The Obama administration is hiding insurance companies’ requested rate increases from the public in violation of Obamacare, according to a lawsuit from a former Obamacare official.
Health and Human Services conducts rate reviews for several states that don’t have their own review programs, The Washington Post reports. But HHS hasn’t fulfilled its duty of making rate requests or justifications public for Americans to comment, according to a lawsuit filed by a consumer watchdog.
Mehri & Skalet attorney Jay Angoff, who had advised former HHS secretary Kathleen Sebelius on implementing Obamacare, is suing HHS on behalf of the Consumers Council of Missouri, a state-based consumer group.
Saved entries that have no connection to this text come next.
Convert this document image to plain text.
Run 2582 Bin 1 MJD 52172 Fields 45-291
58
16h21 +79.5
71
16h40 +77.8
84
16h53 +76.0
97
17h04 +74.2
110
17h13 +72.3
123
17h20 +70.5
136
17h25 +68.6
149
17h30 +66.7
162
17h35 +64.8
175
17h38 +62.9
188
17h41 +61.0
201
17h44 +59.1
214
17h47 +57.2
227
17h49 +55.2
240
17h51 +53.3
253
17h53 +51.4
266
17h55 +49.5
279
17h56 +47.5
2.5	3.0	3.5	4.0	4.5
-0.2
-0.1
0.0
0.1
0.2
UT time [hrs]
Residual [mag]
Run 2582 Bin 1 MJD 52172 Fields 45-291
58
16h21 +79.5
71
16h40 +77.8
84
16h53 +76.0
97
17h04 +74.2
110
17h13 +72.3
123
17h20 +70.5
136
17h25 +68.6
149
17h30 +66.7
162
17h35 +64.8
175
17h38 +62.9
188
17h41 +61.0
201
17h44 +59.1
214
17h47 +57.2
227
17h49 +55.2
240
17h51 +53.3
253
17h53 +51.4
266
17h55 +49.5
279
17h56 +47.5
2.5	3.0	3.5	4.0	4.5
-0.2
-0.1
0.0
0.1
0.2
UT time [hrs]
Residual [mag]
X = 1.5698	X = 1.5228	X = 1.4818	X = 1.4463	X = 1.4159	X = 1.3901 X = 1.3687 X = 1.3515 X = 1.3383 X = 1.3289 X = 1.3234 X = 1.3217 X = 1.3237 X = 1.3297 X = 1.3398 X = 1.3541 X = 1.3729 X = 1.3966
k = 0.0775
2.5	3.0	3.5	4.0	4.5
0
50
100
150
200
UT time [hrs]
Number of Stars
The complaint accuses HHS of failing to make rate filings, specifically Missouri’s, public for 2015 health plans or for the past several years.
“Allowing the public to see not just the rate itself but the justification, the assumption companies make on which the rate is based, is something that can only have a pro-competitive effect in the market,” Angoff said. “The only way those rates are likely to come down is if the rate filing justifications are made public.”
The lawsuit was filed Wednesday after HHS failed to respond to a Freedom of Information request asking for the rate filings. HHS also ignored a letter last April from dozens of consumer organizations nationwide — asking for the rate filing information to be released.
The consumer group in question even wants the rate filings to be made public for reasons in line with the Obama administration’s goals: in order to pressure insurance companies to keep rates lower.
“I would also think that — this is not relevant to the legal issue — but politically, it would also make sense because…when you make rate filing information public, that is going to be more likely to lead to lower rates. Which is obviously good for the administration.”
And yet, HHS has repeatedly refused to make the filings public. The lack of transparency could lead many to assume that the administration is loath to release any insurer premium hike requests before it has negotiated them down, for fear of the public seeing that premium rates are increasing with or without Obamacare.